Kraft hatte den hoffnungslos Erkrankten einige Mal besuchen dürfen, wohnte auch seinem Begräbnis bei, nachdem Fabre und zwei Franzosen sich für ihn verbürgt hatten. Auch die Kosten dieses Begräbnisses hatte er von seinen Freunden entlehnen müssen. Nach Erfüllung dieser traurigen Verpflichtung speiste er mit dem französischen Konsul und einigen Kaufleuten, die ihm Trost zusprachen. Kraft aber merkte wohl, dass sie selbst nicht recht an ihre wohlgemeinten Worte glaubten, und dies stimmte ihn um so trauriger.
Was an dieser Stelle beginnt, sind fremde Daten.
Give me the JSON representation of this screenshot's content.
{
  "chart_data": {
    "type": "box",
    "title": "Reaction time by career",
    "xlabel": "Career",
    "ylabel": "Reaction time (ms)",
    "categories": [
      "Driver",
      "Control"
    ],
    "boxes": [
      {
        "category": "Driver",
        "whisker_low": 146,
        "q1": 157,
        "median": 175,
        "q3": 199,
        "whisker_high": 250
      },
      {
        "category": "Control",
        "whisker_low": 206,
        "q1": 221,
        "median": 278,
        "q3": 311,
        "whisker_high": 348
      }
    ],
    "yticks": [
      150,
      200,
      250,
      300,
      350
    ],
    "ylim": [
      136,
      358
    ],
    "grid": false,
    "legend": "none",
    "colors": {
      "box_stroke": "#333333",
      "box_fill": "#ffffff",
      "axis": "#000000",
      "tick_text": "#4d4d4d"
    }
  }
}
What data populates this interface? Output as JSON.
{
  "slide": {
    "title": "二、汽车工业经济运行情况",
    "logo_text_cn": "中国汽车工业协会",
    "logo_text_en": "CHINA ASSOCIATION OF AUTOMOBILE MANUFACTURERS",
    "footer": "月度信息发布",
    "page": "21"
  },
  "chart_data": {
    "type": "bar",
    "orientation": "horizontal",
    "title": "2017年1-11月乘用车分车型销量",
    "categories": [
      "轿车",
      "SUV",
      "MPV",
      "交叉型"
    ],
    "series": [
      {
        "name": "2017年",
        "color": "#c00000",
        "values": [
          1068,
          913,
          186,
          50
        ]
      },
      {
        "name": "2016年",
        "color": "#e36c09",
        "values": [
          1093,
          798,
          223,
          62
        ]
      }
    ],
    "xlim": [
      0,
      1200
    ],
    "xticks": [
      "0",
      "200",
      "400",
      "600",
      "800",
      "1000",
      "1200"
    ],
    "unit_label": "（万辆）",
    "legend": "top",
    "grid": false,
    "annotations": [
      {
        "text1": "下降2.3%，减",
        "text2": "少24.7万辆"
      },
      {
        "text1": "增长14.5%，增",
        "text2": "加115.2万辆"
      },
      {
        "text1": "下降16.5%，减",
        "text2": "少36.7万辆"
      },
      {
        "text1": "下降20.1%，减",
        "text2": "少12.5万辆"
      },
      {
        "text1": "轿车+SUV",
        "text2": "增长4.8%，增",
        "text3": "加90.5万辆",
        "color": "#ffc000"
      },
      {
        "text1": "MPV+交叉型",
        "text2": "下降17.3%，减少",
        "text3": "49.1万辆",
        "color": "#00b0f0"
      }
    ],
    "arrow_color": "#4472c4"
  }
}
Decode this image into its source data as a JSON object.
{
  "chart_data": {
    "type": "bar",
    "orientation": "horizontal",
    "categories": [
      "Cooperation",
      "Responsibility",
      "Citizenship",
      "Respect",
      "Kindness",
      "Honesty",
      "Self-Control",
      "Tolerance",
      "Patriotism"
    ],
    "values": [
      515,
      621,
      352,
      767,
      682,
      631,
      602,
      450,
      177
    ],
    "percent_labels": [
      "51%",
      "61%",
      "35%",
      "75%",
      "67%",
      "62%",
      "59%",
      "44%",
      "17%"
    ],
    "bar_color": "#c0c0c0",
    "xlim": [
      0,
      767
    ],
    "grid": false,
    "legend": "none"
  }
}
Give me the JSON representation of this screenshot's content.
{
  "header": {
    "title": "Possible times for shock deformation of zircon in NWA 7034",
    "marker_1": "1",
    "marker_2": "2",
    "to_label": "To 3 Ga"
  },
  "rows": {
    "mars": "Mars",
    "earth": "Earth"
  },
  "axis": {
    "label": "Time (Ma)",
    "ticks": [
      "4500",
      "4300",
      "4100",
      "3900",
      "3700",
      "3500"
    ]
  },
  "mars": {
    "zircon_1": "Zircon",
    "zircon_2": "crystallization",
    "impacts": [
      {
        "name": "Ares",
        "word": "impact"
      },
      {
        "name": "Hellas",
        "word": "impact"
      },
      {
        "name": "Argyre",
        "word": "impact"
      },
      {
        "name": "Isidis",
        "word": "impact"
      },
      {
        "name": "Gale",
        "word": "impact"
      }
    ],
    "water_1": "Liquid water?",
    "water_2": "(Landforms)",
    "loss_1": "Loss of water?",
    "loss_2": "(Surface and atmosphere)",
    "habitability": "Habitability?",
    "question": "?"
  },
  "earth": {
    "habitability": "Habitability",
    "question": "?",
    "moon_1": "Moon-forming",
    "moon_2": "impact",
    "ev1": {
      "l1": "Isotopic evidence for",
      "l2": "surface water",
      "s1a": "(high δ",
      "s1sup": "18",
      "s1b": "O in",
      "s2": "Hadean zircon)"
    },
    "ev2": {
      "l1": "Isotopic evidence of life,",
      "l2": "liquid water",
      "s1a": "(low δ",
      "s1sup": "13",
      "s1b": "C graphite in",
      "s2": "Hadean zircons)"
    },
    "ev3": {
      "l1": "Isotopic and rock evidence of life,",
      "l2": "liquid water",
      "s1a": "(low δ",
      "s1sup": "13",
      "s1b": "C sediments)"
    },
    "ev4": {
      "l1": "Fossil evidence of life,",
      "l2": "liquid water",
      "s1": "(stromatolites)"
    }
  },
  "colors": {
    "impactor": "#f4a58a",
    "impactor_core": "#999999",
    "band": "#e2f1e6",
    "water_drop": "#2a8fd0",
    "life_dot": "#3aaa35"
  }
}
Er fürchtete gleich Lutz, auch im Gefängnis sterben zu müssen. Dort ins Gefängnis zurückgekehrt, erhoben sich neue Schwierigkeiten. Der Richter musste mit einem kostbaren Geschenk bestochen werden, dass er ihn nicht auf Andringen seiner Gläubiger in das Schloss bringen lasse. Die Gunst des Gefängniswärters musste mit acht Dukaten erkauft werden, damit er nicht auf einer Reise nach Damaskus Ränke gegen ihn beim Pascha anzettele oder ihn in Eisen lege. Freude dagegen brachte ihm der Besuch eines Landsmannes, des Juden Meyer Winterbach aus Neuburg, dem er wenigstens Briefe an seine Familie mitgeben konnte, und der in Tripolis, um die Gläubiger zu einem Vergleiche geneigter zu machen, aussprengen musste, Kraft sei nur armer Leute Kind, die für ihn nichts tun könnten.